La cheffe lui sourit malicieusement. Simoniel lui expliqua ensuite les dernières missions qu’il avait effectuées tout en dégustant son plat.
— Finis ton verre, j’ai encore quelques minutes à te consacrer. On va s’amuser un peu.
Simon termina son verre d’une seule traite et la suivit à travers les couloirs de la station. Ils rejoignirent la salle d’entraînement réservée aux membres de la sécurité. L’un d’eux s’avança pour demander au jeune homme de sortir, mais se ravisa en découvrant son insigne de Veilleur.
Simoniel prit plaisir à montrer à son ancienne instructrice qu’il avait continué à s’entraîner. Ils riaient de bon cœur, épées à la main, lorsqu’elle reçut un appel sur son communicateur. Son regard s’assombrit, elle posa les armes d’entraînement et invita son ancien élève à la suivre.
— Un vaisseau de commerce qui croisait près du système Achemarani a récupéré une capsule de sauvetage. La commandante du vaisseau vient de s’arrimer et demande de l’aide.
Tous deux rejoignirent le vaisseau au pas de course.
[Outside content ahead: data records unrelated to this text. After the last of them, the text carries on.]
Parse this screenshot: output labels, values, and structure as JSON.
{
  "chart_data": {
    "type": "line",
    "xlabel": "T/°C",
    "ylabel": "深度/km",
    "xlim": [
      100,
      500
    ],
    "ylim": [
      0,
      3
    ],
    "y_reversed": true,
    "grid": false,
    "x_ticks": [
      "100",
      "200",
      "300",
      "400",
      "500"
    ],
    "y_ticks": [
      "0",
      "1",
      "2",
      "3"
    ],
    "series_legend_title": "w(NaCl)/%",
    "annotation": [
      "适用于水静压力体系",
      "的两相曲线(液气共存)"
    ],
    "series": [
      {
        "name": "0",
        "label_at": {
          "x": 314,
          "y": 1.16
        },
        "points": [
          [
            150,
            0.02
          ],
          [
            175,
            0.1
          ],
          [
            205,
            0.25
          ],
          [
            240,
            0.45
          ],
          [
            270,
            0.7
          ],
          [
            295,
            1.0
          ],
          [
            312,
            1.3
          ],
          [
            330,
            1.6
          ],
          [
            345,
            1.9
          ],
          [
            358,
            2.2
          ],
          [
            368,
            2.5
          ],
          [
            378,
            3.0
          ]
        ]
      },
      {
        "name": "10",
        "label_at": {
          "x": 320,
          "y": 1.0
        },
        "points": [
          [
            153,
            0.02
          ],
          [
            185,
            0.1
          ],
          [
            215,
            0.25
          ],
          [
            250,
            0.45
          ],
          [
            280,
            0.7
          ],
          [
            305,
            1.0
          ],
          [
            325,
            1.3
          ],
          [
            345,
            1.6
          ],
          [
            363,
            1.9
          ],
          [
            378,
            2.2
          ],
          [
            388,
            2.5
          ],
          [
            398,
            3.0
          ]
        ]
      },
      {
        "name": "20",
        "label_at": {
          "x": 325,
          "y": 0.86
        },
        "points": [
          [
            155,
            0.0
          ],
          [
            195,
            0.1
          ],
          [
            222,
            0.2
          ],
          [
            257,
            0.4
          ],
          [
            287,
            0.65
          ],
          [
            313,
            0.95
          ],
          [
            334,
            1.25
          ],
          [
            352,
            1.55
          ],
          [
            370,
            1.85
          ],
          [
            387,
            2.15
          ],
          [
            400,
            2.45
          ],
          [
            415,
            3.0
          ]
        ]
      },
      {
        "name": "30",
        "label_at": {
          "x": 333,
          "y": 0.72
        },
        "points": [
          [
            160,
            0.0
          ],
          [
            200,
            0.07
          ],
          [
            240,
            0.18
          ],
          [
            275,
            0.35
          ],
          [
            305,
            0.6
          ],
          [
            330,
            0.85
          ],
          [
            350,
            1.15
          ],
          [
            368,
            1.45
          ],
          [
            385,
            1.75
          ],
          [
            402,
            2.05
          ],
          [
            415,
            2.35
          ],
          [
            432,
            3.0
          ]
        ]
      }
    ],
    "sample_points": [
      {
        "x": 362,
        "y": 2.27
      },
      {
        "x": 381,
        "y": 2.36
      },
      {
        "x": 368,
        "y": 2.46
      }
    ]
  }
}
La commandante parut soulagée de voir un Veilleur. Elle les emmena à l’infirmerie en leur faisant son rapport.
— Nous croisions non loin de Métanélie, lorsqu’on a repéré le signal de détresse d’une capsule de sauvetage. D’après les radars, ses propulseurs autonomes étaient éteints et elle partait la dérive. Elle est de facture dynartân. Nous avons pris toutes les précautions nécessaires avant de la rapatrier à bord du vaisseau. J’ai prévenu l’Ordre des Veilleurs. Je suis heureuse de vous voir ici.
La capitaine avait suivi à la lettre le Code du commerce et comme stipulé dans l’article A.23, elle avait envoyé un rapport d’urgence à un relais de communication dédié qui les transmettait aussitôt aux Veilleurs. L’article A.12 l’obligeait aussi à vérifier l’état du rescapé et à prendre soin de lui jusqu’à son transfert à l’hôpital stellaire. La capitaine n’avait eu d’autre choix que de dévier de sa route pour rejoindre la station la plus proche.
Elle leur expliqua ensuite avec l’aide de son médecin comment ils avaient procédé pour vérifier l’état du blessé et leur surprise lorsqu’ils découvrirent sa nature. Le médecin de bord avait vérifié à distance tous les signaux émis par la capsule avec l’aide d’un droïde infirmier. Aucune des données ne correspondait aux signes vitaux des Dynartâns. Ils ressemblaient à ceux des Métanélias et étaient alarmants. La capitaine montra ensuite l’enregistrement de l’ouverture de la capsule.
...



Éditeur Atramenta, publication 03/2020

Disponible au format papier sur le site de l'éditeur https://www.atramenta.net/books/metanelie/918 (ISBN : 978-952-340-622-3)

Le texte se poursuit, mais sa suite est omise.